The first one did, and the second one left me in tears. Then the third practice was a little easier, and the next day was impossibly vigorous but somehow I hung in there.
Andrey asks us to practice with our eyes closed, so we can pay better attention to our own sensations, without the distractions of the other students. He constantly exhorts us to be present and aware. It’s hard to pay attention when you’re two hours into a hard practice and even your shins are sweaty — but it’s also hard not to pay at least a tiny bit of attention when you are constantly being instructed to do so by a stern Ukranian.
Slowly, I started to notice: hey, this isn’t so bad. I started to pay more attention to what my body was doing than the old stories my brain kept retelling. I started to pay attention to what was really going on right now, instead of what I was lazily assuming was going on.
I started to notice: wait, I’m ahell of a lot stronger and more capable and more energetic than I’ve been telling myself. I’ve been playing this stagnant story over and over again, and it’s just. not. true.
So yeah.
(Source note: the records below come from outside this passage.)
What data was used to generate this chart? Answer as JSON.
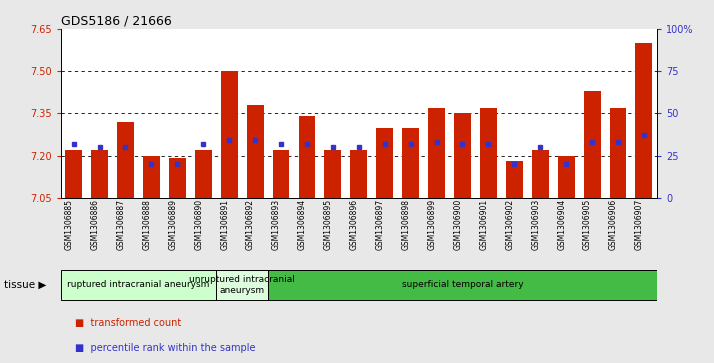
{
  "title": "GDS5186 / 21666",
  "samples": [
    "GSM1306885",
    "GSM1306886",
    "GSM1306887",
    "GSM1306888",
    "GSM1306889",
    "GSM1306890",
    "GSM1306891",
    "GSM1306892",
    "GSM1306893",
    "GSM1306894",
    "GSM1306895",
    "GSM1306896",
    "GSM1306897",
    "GSM1306898",
    "GSM1306899",
    "GSM1306900",
    "GSM1306901",
    "GSM1306902",
    "GSM1306903",
    "GSM1306904",
    "GSM1306905",
    "GSM1306906",
    "GSM1306907"
  ],
  "bar_values": [
    7.22,
    7.22,
    7.32,
    7.2,
    7.19,
    7.22,
    7.5,
    7.38,
    7.22,
    7.34,
    7.22,
    7.22,
    7.3,
    7.3,
    7.37,
    7.35,
    7.37,
    7.18,
    7.22,
    7.2,
    7.43,
    7.37,
    7.6
  ],
  "percentile_pct": [
    32,
    30,
    30,
    20,
    20,
    32,
    34,
    34,
    32,
    32,
    30,
    30,
    32,
    32,
    33,
    32,
    32,
    20,
    30,
    20,
    33,
    33,
    37
  ],
  "ymin": 7.05,
  "ymax": 7.65,
  "yticks": [
    7.05,
    7.2,
    7.35,
    7.5,
    7.65
  ],
  "right_yticks_pct": [
    0,
    25,
    50,
    75,
    100
  ],
  "grid_lines": [
    7.2,
    7.35,
    7.5
  ],
  "bar_color": "#cc2200",
  "percentile_color": "#3333cc",
  "groups": [
    {
      "label": "ruptured intracranial aneurysm",
      "start": 0,
      "end": 6,
      "color": "#ccffcc"
    },
    {
      "label": "unruptured intracranial\naneurysm",
      "start": 6,
      "end": 8,
      "color": "#ddfcdd"
    },
    {
      "label": "superficial temporal artery",
      "start": 8,
      "end": 23,
      "color": "#44bb44"
    }
  ],
  "legend_items": [
    {
      "label": "transformed count",
      "color": "#cc2200"
    },
    {
      "label": "percentile rank within the sample",
      "color": "#3333cc"
    }
  ],
  "bg_color": "#e8e8e8",
  "plot_bg": "#ffffff",
  "tissue_label": "tissue"
}
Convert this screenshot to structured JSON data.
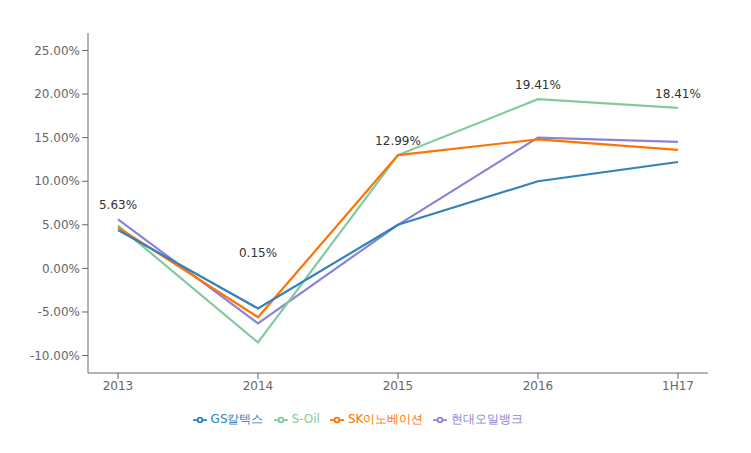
{
  "chart_data": {
    "type": "line",
    "categories": [
      "2013",
      "2014",
      "2015",
      "2016",
      "1H17"
    ],
    "series": [
      {
        "name": "현대오일뱅크",
        "values": [
          0.0563,
          -0.063,
          0.05,
          0.15,
          0.145
        ]
      },
      {
        "name": "S-Oil",
        "values": [
          0.049,
          -0.085,
          0.13,
          0.1941,
          0.1841
        ]
      },
      {
        "name": "SK이노베이션",
        "values": [
          0.047,
          -0.056,
          0.1299,
          0.148,
          0.136
        ]
      },
      {
        "name": "GS칼텍스",
        "values": [
          0.044,
          -0.046,
          0.05,
          0.1,
          0.122
        ]
      }
    ],
    "ylim": [
      -0.12,
      0.27
    ],
    "yticks": [
      {
        "value": -0.1,
        "label": "-10.00%"
      },
      {
        "value": -0.05,
        "label": "-5.00%"
      },
      {
        "value": 0.0,
        "label": "0.00%"
      },
      {
        "value": 0.05,
        "label": "5.00%"
      },
      {
        "value": 0.1,
        "label": "10.00%"
      },
      {
        "value": 0.15,
        "label": "15.00%"
      },
      {
        "value": 0.2,
        "label": "20.00%"
      },
      {
        "value": 0.25,
        "label": "25.00%"
      }
    ],
    "annotations": [
      {
        "text": "5.63%",
        "x": "2013",
        "y": 0.0563
      },
      {
        "text": "0.15%",
        "x": "2014",
        "y": 0.0015
      },
      {
        "text": "12.99%",
        "x": "2015",
        "y": 0.1299
      },
      {
        "text": "19.41%",
        "x": "2016",
        "y": 0.1941
      },
      {
        "text": "18.41%",
        "x": "1H17",
        "y": 0.1841
      }
    ],
    "grid": false,
    "legend": "bottom"
  }
}
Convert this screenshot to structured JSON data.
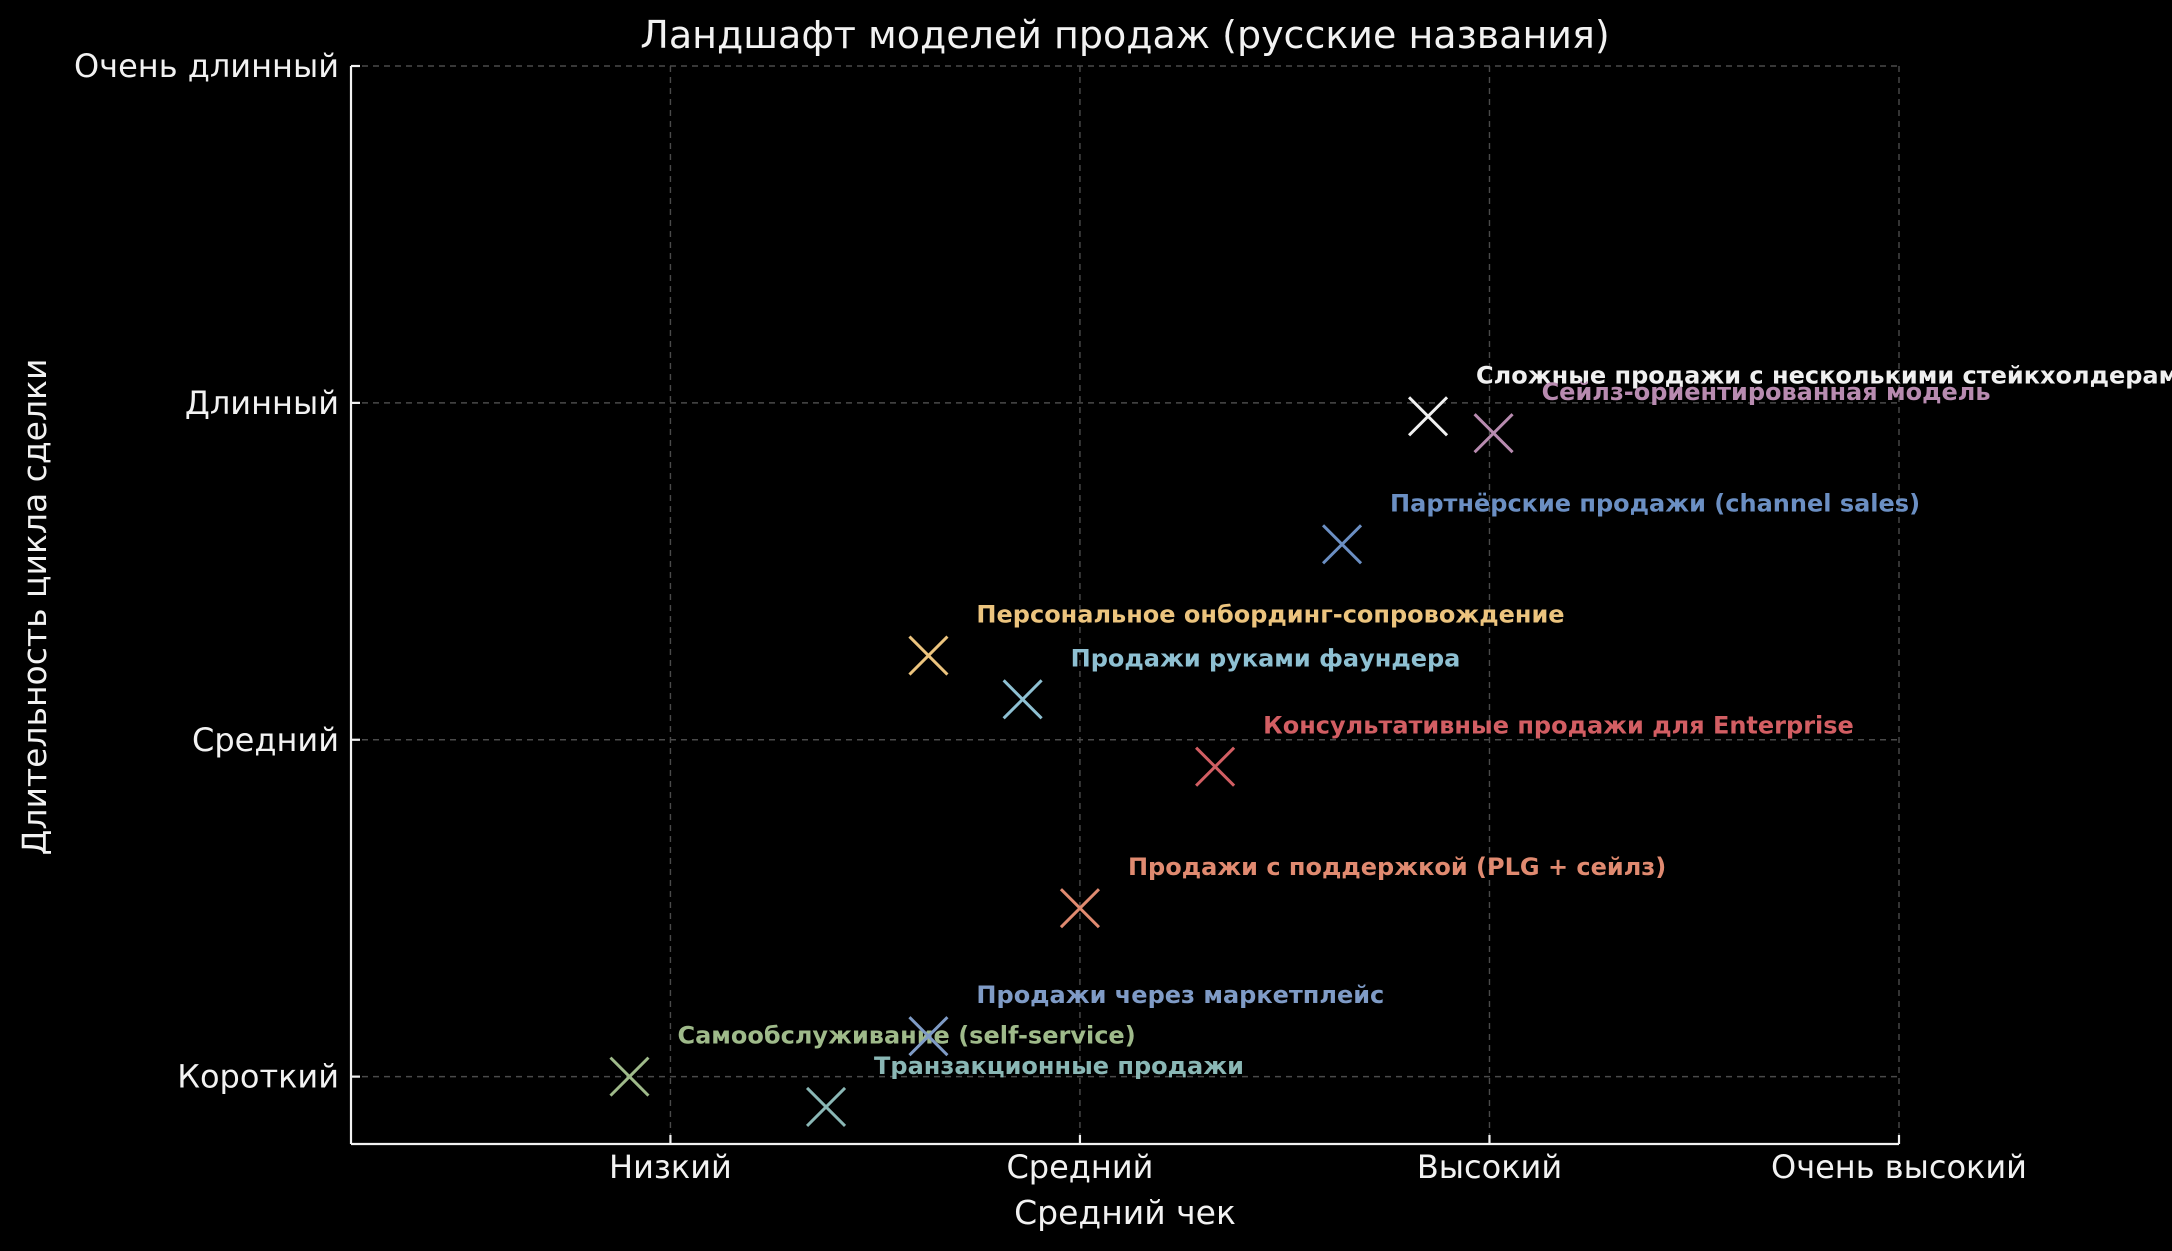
{
  "chart_data": {
    "type": "scatter",
    "title": "Ландшафт моделей продаж (русские названия)",
    "xlabel": "Средний чек",
    "ylabel": "Длительность цикла сделки",
    "x_ticks": [
      {
        "value": 1,
        "label": "Низкий"
      },
      {
        "value": 2,
        "label": "Средний"
      },
      {
        "value": 3,
        "label": "Высокий"
      },
      {
        "value": 4,
        "label": "Очень высокий"
      }
    ],
    "y_ticks": [
      {
        "value": 1,
        "label": "Короткий"
      },
      {
        "value": 2,
        "label": "Средний"
      },
      {
        "value": 3,
        "label": "Длинный"
      },
      {
        "value": 4,
        "label": "Очень длинный"
      }
    ],
    "xlim": [
      0.22,
      4.0
    ],
    "ylim": [
      0.8,
      4.0
    ],
    "grid": true,
    "marker": "x",
    "points": [
      {
        "label": "Самообслуживание (self-service)",
        "x": 0.9,
        "y": 1.0,
        "color": "#9fba8a"
      },
      {
        "label": "Транзакционные продажи",
        "x": 1.38,
        "y": 0.91,
        "color": "#8ab7b5"
      },
      {
        "label": "Продажи через маркетплейс",
        "x": 1.63,
        "y": 1.12,
        "color": "#7f9bc6"
      },
      {
        "label": "Продажи с поддержкой (PLG + сейлз)",
        "x": 2.0,
        "y": 1.5,
        "color": "#e08a70"
      },
      {
        "label": "Персональное онбординг-сопровождение",
        "x": 1.63,
        "y": 2.25,
        "color": "#ecc47e"
      },
      {
        "label": "Продажи руками фаундера",
        "x": 1.86,
        "y": 2.12,
        "color": "#8ec0d2"
      },
      {
        "label": "Консультативные продажи для Enterprise",
        "x": 2.33,
        "y": 1.92,
        "color": "#d25e63"
      },
      {
        "label": "Партнёрские продажи (channel sales)",
        "x": 2.64,
        "y": 2.58,
        "color": "#6b8fc3"
      },
      {
        "label": "Сложные продажи с несколькими стейкхолдерами",
        "x": 2.85,
        "y": 2.96,
        "color": "#f0f0f0"
      },
      {
        "label": "Сейлз-ориентированная модель",
        "x": 3.01,
        "y": 2.91,
        "color": "#b88bb0"
      }
    ]
  }
}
In some ways, this week-long training changed nothing: I still want to teach Dance of Shiva, I still don’t want to be a yoga teacher. But it changed everything, because I learned, in a really visceral way, that most of the stories I tell myself are total bullshit.
The story that I’m too weak to do intense yoga? Bullshit. The story that I’ll never really recover from when I got sick last year? Bullshit.
The story that I don’t know enough about marketing to teach Dance of Shiva? Bullshit.
The story that everyone else writes better fiction than me, so why bother? Bullshit.
The story that I don’t know how to write blog posts? Bullshit.
All the other stories I tell myself about why I can’t do things? Bullshit, bullshit, bullshit.
Oh, I still have a lot of unexamined stories, and I still catch myself telling the same old stories again and again. But now I know what it feels like to really drop a story, however short the time is before I pick it back up again.
It feels like the easiest, truest thing in the world.